La ricerca di civiltà tecnologiche nello spazio (SETI) è stata sempre afflitta dall’incertezza. Con un solo pianeta riconosciuto come effettivamente abitato (la Terra) e una sola specie civilizzata (quella umana) bisogna comprendere se la ricerca di altre vite evolute nell’universo ha ancora senso e semmai porterà a risultati concreti.
Finora solo teorie, sogni e immaginazione. Siamo soli nell’universo? Gli alieni esistono? Se sì come sono fatti? Come ragionano? Come parlano? Interrogativi che ben difficilmente avranno risposta nel futuro prossimo. Certo, suona un po’ di sconfitta il fatto che dopo 60 anni la famosa domanda di Fermi “Dove sono tutti?” non abbia ancora una soluzione.
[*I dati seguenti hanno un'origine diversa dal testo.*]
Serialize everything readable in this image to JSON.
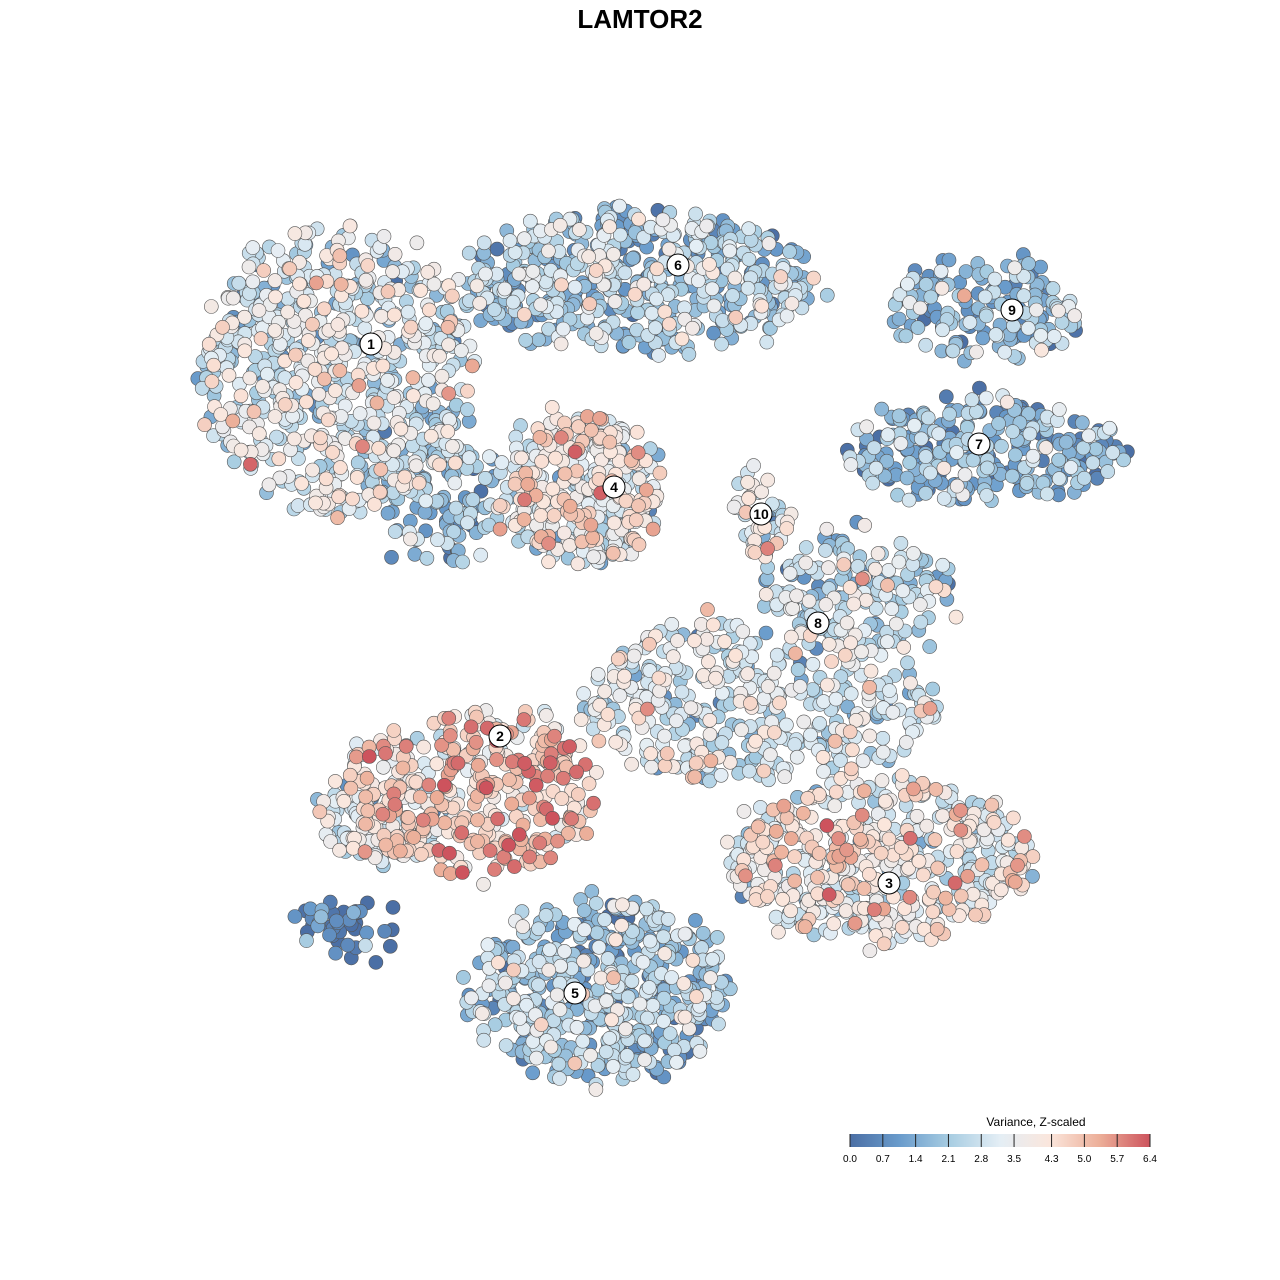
{
  "chart_data": {
    "type": "scatter",
    "title": "LAMTOR2",
    "legend": {
      "title": "Variance, Z-scaled",
      "ticks": [
        "0.0",
        "0.7",
        "1.4",
        "2.1",
        "2.8",
        "3.5",
        "4.3",
        "5.0",
        "5.7",
        "6.4"
      ],
      "range": [
        0.0,
        6.4
      ],
      "placement": "bottom-right"
    },
    "color_scale": [
      "#4b6fa5",
      "#6a9ccc",
      "#a8cde2",
      "#e4eef5",
      "#fbe6dc",
      "#ecae98",
      "#cd535d"
    ],
    "point_outline": "#555555",
    "clusters": [
      {
        "label": "1",
        "typical_value": 2.9
      },
      {
        "label": "2",
        "typical_value": 4.6
      },
      {
        "label": "3",
        "typical_value": 3.6
      },
      {
        "label": "4",
        "typical_value": 3.5
      },
      {
        "label": "5",
        "typical_value": 2.0
      },
      {
        "label": "6",
        "typical_value": 2.2
      },
      {
        "label": "7",
        "typical_value": 1.5
      },
      {
        "label": "8",
        "typical_value": 3.0
      },
      {
        "label": "9",
        "typical_value": 1.8
      },
      {
        "label": "10",
        "typical_value": 3.4
      }
    ],
    "axes": "none",
    "grid": false
  }
}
La ricerca di vita nello spazio prosegue
Nonostante non esistano ancora prove effettive circa l’esistenza di vita extraterrestre, proprio questa incognita che permane ci offre molte opportunità per ipotizzare possibili luoghi, attività e tecnofirme che le osservazioni future potranno testare. Una possibilità è che la crescita delle civiltà sia limitata dalle leggi della fisica e dalla capacità di carico degli ambienti planetari.
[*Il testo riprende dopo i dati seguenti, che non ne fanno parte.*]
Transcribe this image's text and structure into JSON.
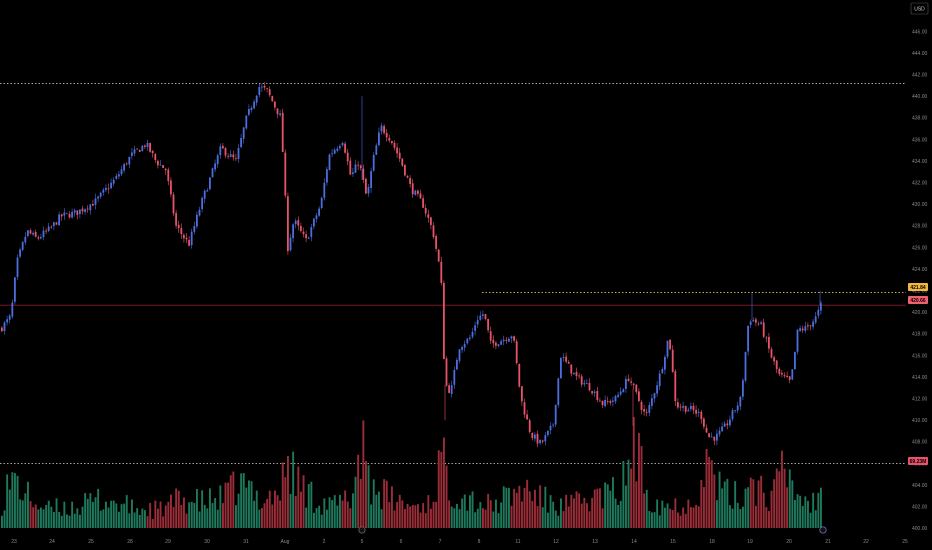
{
  "currency": "USD",
  "colors": {
    "up": "#4b6fe0",
    "down": "#e8536a",
    "vol_up": "#1e7a5c",
    "vol_down": "#9b2d38",
    "bg": "#000000",
    "grid_line": "#d9d9d9"
  },
  "chart_data": {
    "type": "candlestick",
    "title": "",
    "y_axis": {
      "range": [
        399.0,
        447.2
      ],
      "ticks": [
        "446.00",
        "444.00",
        "442.00",
        "440.00",
        "438.00",
        "436.00",
        "434.00",
        "432.00",
        "430.00",
        "428.00",
        "426.00",
        "424.00",
        "422.00",
        "420.00",
        "418.00",
        "416.00",
        "414.00",
        "412.00",
        "410.00",
        "408.00",
        "406.00",
        "404.00",
        "402.00",
        "400.00"
      ]
    },
    "x_axis": {
      "ticks": [
        "23",
        "24",
        "25",
        "28",
        "29",
        "30",
        "31",
        "Aug",
        "2",
        "5",
        "6",
        "7",
        "8",
        "11",
        "12",
        "13",
        "14",
        "15",
        "18",
        "19",
        "20",
        "21",
        "22",
        "25"
      ]
    },
    "price_path": [
      [
        0,
        418.5
      ],
      [
        10,
        419.6
      ],
      [
        16,
        424.6
      ],
      [
        26,
        427.5
      ],
      [
        36,
        426.8
      ],
      [
        50,
        427.8
      ],
      [
        60,
        428.9
      ],
      [
        75,
        429.2
      ],
      [
        95,
        430.3
      ],
      [
        115,
        432.4
      ],
      [
        130,
        434.5
      ],
      [
        145,
        435.6
      ],
      [
        155,
        434.0
      ],
      [
        165,
        433.2
      ],
      [
        175,
        428.0
      ],
      [
        188,
        426.3
      ],
      [
        200,
        430.0
      ],
      [
        220,
        435.2
      ],
      [
        235,
        434.0
      ],
      [
        245,
        437.8
      ],
      [
        258,
        440.9
      ],
      [
        266,
        440.5
      ],
      [
        280,
        438.0
      ],
      [
        287,
        426.0
      ],
      [
        293,
        428.5
      ],
      [
        305,
        426.6
      ],
      [
        320,
        430.0
      ],
      [
        328,
        434.5
      ],
      [
        342,
        436.0
      ],
      [
        350,
        432.5
      ],
      [
        358,
        434.0
      ],
      [
        366,
        430.5
      ],
      [
        372,
        434.0
      ],
      [
        380,
        437.2
      ],
      [
        390,
        436.0
      ],
      [
        400,
        434.0
      ],
      [
        410,
        431.5
      ],
      [
        422,
        430.0
      ],
      [
        432,
        427.5
      ],
      [
        440,
        423.5
      ],
      [
        444,
        413.4
      ],
      [
        450,
        412.6
      ],
      [
        458,
        416.8
      ],
      [
        470,
        417.7
      ],
      [
        476,
        419.4
      ],
      [
        483,
        419.9
      ],
      [
        490,
        417.0
      ],
      [
        502,
        417.5
      ],
      [
        512,
        418.0
      ],
      [
        520,
        412.0
      ],
      [
        530,
        408.7
      ],
      [
        540,
        407.8
      ],
      [
        552,
        409.5
      ],
      [
        560,
        416.0
      ],
      [
        575,
        414.0
      ],
      [
        590,
        413.0
      ],
      [
        602,
        411.5
      ],
      [
        615,
        412.0
      ],
      [
        628,
        414.0
      ],
      [
        645,
        410.3
      ],
      [
        660,
        414.5
      ],
      [
        668,
        417.9
      ],
      [
        675,
        411.4
      ],
      [
        690,
        411.0
      ],
      [
        700,
        410.5
      ],
      [
        707,
        408.5
      ],
      [
        715,
        408.4
      ],
      [
        725,
        409.5
      ],
      [
        740,
        412.0
      ],
      [
        748,
        419.5
      ],
      [
        760,
        418.8
      ],
      [
        770,
        416.0
      ],
      [
        778,
        414.2
      ],
      [
        790,
        413.5
      ],
      [
        797,
        418.4
      ],
      [
        805,
        418.5
      ],
      [
        815,
        419.5
      ],
      [
        820,
        420.6
      ]
    ],
    "volume_path": [
      [
        0,
        30
      ],
      [
        5,
        55
      ],
      [
        15,
        65
      ],
      [
        25,
        45
      ],
      [
        45,
        25
      ],
      [
        60,
        28
      ],
      [
        80,
        30
      ],
      [
        100,
        40
      ],
      [
        120,
        32
      ],
      [
        140,
        25
      ],
      [
        160,
        25
      ],
      [
        180,
        40
      ],
      [
        200,
        35
      ],
      [
        220,
        40
      ],
      [
        240,
        60
      ],
      [
        260,
        40
      ],
      [
        280,
        50
      ],
      [
        286,
        95
      ],
      [
        295,
        65
      ],
      [
        310,
        45
      ],
      [
        330,
        30
      ],
      [
        350,
        40
      ],
      [
        362,
        125
      ],
      [
        370,
        60
      ],
      [
        390,
        40
      ],
      [
        410,
        30
      ],
      [
        430,
        35
      ],
      [
        440,
        95
      ],
      [
        450,
        55
      ],
      [
        470,
        40
      ],
      [
        490,
        30
      ],
      [
        510,
        45
      ],
      [
        525,
        55
      ],
      [
        540,
        40
      ],
      [
        560,
        30
      ],
      [
        580,
        35
      ],
      [
        600,
        45
      ],
      [
        620,
        50
      ],
      [
        632,
        115
      ],
      [
        650,
        40
      ],
      [
        670,
        30
      ],
      [
        690,
        35
      ],
      [
        708,
        90
      ],
      [
        720,
        50
      ],
      [
        740,
        40
      ],
      [
        750,
        70
      ],
      [
        770,
        40
      ],
      [
        783,
        80
      ],
      [
        800,
        40
      ],
      [
        815,
        35
      ],
      [
        823,
        60
      ]
    ],
    "horizontal_lines": [
      {
        "price": 441.2,
        "style": "dotted"
      },
      {
        "price": 421.84,
        "style": "dotted",
        "color": "#e0c060",
        "from_x": 482
      },
      {
        "price": 420.66,
        "style": "solid",
        "color": "#8b1a2a"
      },
      {
        "price": 406.0,
        "style": "dotted"
      }
    ],
    "last_price": "420.66",
    "last_price_color": "#f06070",
    "marker_level": "421.84",
    "marker_color": "#f0b841",
    "volume_value": "69.23M",
    "volume_color": "#e8536a",
    "legend": "none",
    "grid": false
  }
}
In uno studio recente, un team dell’Università delle Filippine Los Banos ha guardato oltre la tradizionale teoria della percolazione per considerare come le civiltà potrebbero crescere in tre diversi tipi di universi (statico, dominato dall’energia oscura e dominato dalla materia). I loro risultati indicano che, a seconda del contesto, la vita intelligente ha una quantità finita di tempo per popolare l’Universo ed è probabile che lo faccia in modo esponenziale.
Il nuovo studio
Lo studio è stato condotto da Allan L. Alinea e Cedrix Jake C. Jadrin, rispettivamente professore assistente di fisica e docente associato presso l’Istituto di scienze matematiche e fisica dell’Università delle Filippine Los Banos. La prestampa del loro articolo, “Percolation of ‘Civilization’ in a Homogeneous Isotropic Universe”, è recentemente apparsa online.
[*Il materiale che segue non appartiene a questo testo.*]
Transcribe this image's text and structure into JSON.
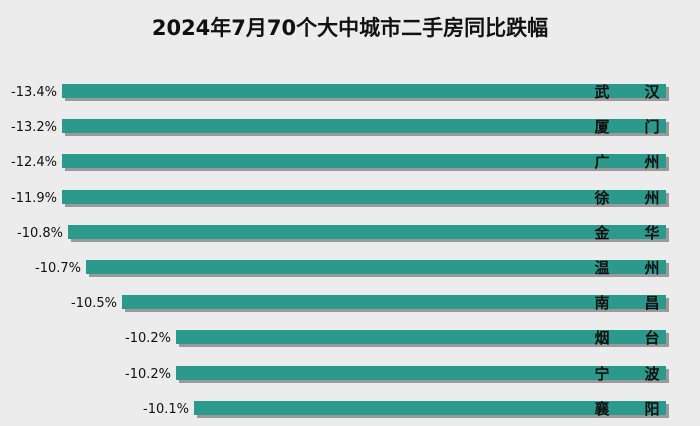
{
  "chart_data": {
    "type": "bar",
    "orientation": "horizontal",
    "title": "2024年7月70个大中城市二手房同比跌幅",
    "categories": [
      "武 汉",
      "厦 门",
      "广 州",
      "徐 州",
      "金 华",
      "温 州",
      "南 昌",
      "烟 台",
      "宁 波",
      "襄 阳"
    ],
    "values": [
      -13.4,
      -13.2,
      -12.4,
      -11.9,
      -10.8,
      -10.7,
      -10.5,
      -10.2,
      -10.2,
      -10.1
    ],
    "value_labels": [
      "-13.4%",
      "-13.2%",
      "-12.4%",
      "-11.9%",
      "-10.8%",
      "-10.7%",
      "-10.5%",
      "-10.2%",
      "-10.2%",
      "-10.1%"
    ],
    "unit": "%",
    "xlabel": "",
    "ylabel": "",
    "bar_color": "#2b9a8c",
    "grid": false,
    "legend": "none"
  }
}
Per lo studio, il team ha considerato come la tradizionale teoria della percolazione potrebbe essere interpretata in termini di una funzione di crescita logistica (LGF), in cui il tasso di crescita pro capite di una popolazione diminuisce man mano che la dimensione della popolazione si avvicina al massimo imposto dai limiti delle risorse locali.
Cosa dice la teoria della percolazione
In breve, la teoria della percolazione descrive come si comportano le reti quando i nodi o i collegamenti vengono rimossi. Il primo esempio conosciuto di questa teoria applicata al paradosso di Fermi fu forse fatto da Carl Sagan e William I. Newman nel 1981. In un articolo intitolato “Civiltà galattiche: dinamiche di popolazione e diffusione interstellare”, sostenevano che la ragione per cui l’umanità non ha incontrate civiltà extraterrestri (ETC) è perché l’esplorazione e l’insediamento interstellare non sono fenomeni lineari.
Coloni provenienti da altri pianeti?
In contrasto con la congettura di Hart-Tipler, che sostiene che le CET avanzate avrebbero colonizzato la nostra galassia molto tempo fa, Sagan e Newman hanno postulato che l’esplorazione interstellare è una questione di diffusione. Geoffrey A. Landis ha sostenuto questo stesso pensiero nel suo articolo del 1993, “Il paradosso di Fermi: un approccio basato sulla teoria della percolazione”, dove ha sostenuto che le leggi della fisica impongono limiti alla crescita interstellare.
Landis ha spiegato tramite alcune dichiarazioni riportate da Science Alert: “Poiché è possibile, dato un numero sufficientemente elevato di civiltà extraterrestri, una o più si sarebbero certamente impegnate a farlo, forse per motivi a noi sconosciuti. La colonizzazione richiederà un tempo estremamente lungo e sarà molto costosa. È abbastanza ragionevole supporre che non tutte le civiltà saranno interessate a sostenere una spesa così elevata per ottenere profitti in un lontano futuro. La società umana consiste di un miscuglio di culture che esplorano e colonizzano, a volte su distanze estremamente grandi, e culture che non hanno alcun interesse a farlo”.